Sólo Kike encendió la luz en el mal partido del Villamarín

El Real Valladolid 2020-21 pegó su primer petardazo en el Villamarín. Mala noticia y buena a la vez porque todavía hay tiempo, en todos los sentidos, para remediarlo. Sería injusto no decir que el partido se ve condicionado por un penalti de los que explican los árbitros que no hay que pitar, pero tampoco hubo reacción alguna. El equipo fue torpe, cobarde y muy inferior a un rival que en esta primera parte jugó un rondo y que no quiso hacer más daño que el 2-0. Algunos jugadores quedaron señalados y no hace falta dar los nombres. Los cambios del míster en el descanso indica dónde está el origen de algunos, sólo algunos, de los problemas de este equipo. Haber mareado la perdiz todo el verano con el trio Roque Mesa, Grenier, Darder para que Míchel siga siendo titular es tan inverosímil como pensar que Guardiola puede hacer goles si no le llega un balón en condiciones en todo el partido. 
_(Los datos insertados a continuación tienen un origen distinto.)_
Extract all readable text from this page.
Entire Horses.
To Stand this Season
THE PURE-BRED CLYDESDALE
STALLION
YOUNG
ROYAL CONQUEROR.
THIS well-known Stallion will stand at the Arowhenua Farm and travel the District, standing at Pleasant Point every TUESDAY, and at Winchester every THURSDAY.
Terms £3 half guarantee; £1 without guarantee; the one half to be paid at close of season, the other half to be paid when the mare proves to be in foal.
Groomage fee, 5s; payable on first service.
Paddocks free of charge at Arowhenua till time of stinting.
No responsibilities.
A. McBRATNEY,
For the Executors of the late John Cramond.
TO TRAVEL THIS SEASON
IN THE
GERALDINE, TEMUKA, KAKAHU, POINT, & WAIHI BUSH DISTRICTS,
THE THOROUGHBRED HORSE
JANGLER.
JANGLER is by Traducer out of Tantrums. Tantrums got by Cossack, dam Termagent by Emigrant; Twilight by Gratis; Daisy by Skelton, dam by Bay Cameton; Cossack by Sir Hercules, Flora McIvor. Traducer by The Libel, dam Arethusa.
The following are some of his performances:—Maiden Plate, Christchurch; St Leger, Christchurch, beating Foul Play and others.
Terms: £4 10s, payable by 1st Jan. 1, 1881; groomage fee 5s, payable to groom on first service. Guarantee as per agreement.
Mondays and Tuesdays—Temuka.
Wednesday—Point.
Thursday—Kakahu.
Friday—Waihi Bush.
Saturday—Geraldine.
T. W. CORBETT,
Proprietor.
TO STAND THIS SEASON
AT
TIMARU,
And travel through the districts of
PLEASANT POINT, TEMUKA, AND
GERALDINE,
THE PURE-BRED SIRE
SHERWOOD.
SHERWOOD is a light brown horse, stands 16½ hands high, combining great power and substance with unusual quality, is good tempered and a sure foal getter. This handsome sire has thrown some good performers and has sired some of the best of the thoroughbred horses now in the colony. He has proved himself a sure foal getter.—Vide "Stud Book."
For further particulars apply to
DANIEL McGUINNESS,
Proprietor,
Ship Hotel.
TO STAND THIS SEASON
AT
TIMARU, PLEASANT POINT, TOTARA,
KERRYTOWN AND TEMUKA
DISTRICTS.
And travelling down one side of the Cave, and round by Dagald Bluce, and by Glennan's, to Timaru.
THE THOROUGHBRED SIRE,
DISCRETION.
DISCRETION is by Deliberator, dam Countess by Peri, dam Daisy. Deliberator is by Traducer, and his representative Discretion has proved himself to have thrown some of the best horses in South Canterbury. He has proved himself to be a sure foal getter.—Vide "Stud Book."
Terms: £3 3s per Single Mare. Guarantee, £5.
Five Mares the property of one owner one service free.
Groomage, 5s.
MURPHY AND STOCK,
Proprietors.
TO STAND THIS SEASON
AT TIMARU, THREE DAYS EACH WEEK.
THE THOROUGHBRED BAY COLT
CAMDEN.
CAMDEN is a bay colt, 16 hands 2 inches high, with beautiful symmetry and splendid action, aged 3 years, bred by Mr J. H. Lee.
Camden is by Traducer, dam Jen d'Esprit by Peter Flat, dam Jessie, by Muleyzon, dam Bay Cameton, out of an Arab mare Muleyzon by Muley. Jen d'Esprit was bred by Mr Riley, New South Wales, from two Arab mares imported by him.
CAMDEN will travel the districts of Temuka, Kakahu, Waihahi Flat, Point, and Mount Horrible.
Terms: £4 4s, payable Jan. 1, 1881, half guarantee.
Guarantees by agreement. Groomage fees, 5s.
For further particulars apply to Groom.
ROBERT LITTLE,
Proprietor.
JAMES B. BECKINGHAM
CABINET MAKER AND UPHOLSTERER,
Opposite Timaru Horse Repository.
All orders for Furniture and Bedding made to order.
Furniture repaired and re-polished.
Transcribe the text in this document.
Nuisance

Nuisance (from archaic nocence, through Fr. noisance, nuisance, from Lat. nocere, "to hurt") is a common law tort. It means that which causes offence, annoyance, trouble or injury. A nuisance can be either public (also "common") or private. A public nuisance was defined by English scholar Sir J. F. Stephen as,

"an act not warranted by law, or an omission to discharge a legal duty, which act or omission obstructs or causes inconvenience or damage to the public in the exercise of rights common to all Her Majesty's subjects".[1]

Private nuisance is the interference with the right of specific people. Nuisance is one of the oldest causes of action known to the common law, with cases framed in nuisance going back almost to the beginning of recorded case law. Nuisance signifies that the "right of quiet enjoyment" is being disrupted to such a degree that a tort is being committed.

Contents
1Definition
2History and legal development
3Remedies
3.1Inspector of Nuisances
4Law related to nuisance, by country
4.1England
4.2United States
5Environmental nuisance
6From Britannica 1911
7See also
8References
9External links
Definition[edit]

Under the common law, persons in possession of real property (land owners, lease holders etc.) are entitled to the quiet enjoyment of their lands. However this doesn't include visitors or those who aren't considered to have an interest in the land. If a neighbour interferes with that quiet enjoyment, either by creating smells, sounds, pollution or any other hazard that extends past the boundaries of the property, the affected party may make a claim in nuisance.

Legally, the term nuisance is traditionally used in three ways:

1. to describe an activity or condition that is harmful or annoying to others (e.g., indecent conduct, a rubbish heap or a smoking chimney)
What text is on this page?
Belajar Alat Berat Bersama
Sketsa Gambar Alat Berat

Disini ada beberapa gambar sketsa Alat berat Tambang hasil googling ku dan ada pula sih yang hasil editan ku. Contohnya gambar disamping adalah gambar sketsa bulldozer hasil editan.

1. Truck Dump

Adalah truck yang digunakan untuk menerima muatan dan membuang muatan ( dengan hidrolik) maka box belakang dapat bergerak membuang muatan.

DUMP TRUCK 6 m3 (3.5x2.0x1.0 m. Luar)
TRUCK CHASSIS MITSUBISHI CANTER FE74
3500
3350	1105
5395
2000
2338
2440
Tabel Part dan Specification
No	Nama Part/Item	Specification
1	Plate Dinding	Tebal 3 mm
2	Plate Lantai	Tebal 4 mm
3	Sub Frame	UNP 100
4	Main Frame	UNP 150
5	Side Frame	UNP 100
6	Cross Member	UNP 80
La luz apareció en la segunda parte con la entrada de Kike Pérez, Weissman y Hervías. Los dos primeros le dieron otro aire al equipo, el tercero no termina de encontrarse. El triple cambio fue la excusa perfecta para volver a un 4-4-2 en el que Orellana pasaba al extremo zurdo. Kike hizo unos minutos extraordinarios, no sólo en defensa, sino a la hora de sacar a sus compañeros en busca de la portería de un inédito hasta entonces Bravo. El israelí también mejoró las prestaciones de sus compañeros, ofreciéndose y buscándose el sitio dentro del área, pero sin fortuna. Si el descanso fue el inicio de la mejor versión, sin alardes, de los pucelanos, la pausa de agua fue el final y el partido fue muriendo sin que los vallisoletanos pusieran en verdaderos problemas a los béticos.

Y ahora, ¿qué? Pues toca revisar la horrenda primera parte y sacar conclusiones. Y una de ellas debería ser que Kike ha demostrado ya que puede tirar del equipo en el centro del campo y que, a pesar de ello, hace falta otro mediocentro creador en la plantilla. También hay que valorar que hay jugadores que, objetivamente, no están en su mejor momento y deberían dejar paso a otros compañeros. Da la sensación que la adaptación de Weissman va viento en popa y quizás debería ser titular, lo que obliga a recolocar a Orellana, quien debe ser la piedra filosofal del nuevo proyecto. Y sería bueno revisar las cargas de trabajo. Las lesiones producidas tras esta pretemporada tan atípica obligan a esmerarse más y a usar todos los recursos, incluidos los programas de prevención de lesiones con los que cuenta el club.

La derrota en Sevilla era una opción, pero preocupan las sensaciones y el calendario con Celta y Real Madrid en el horizonte. Faltan dos semanas de mercado, en el que tienen que salir muchos jugadores como condición para que entren otros por el famoso límite de gasto. Esta semana debe ser clave. Tranquilidad, pero sin perder la tensión.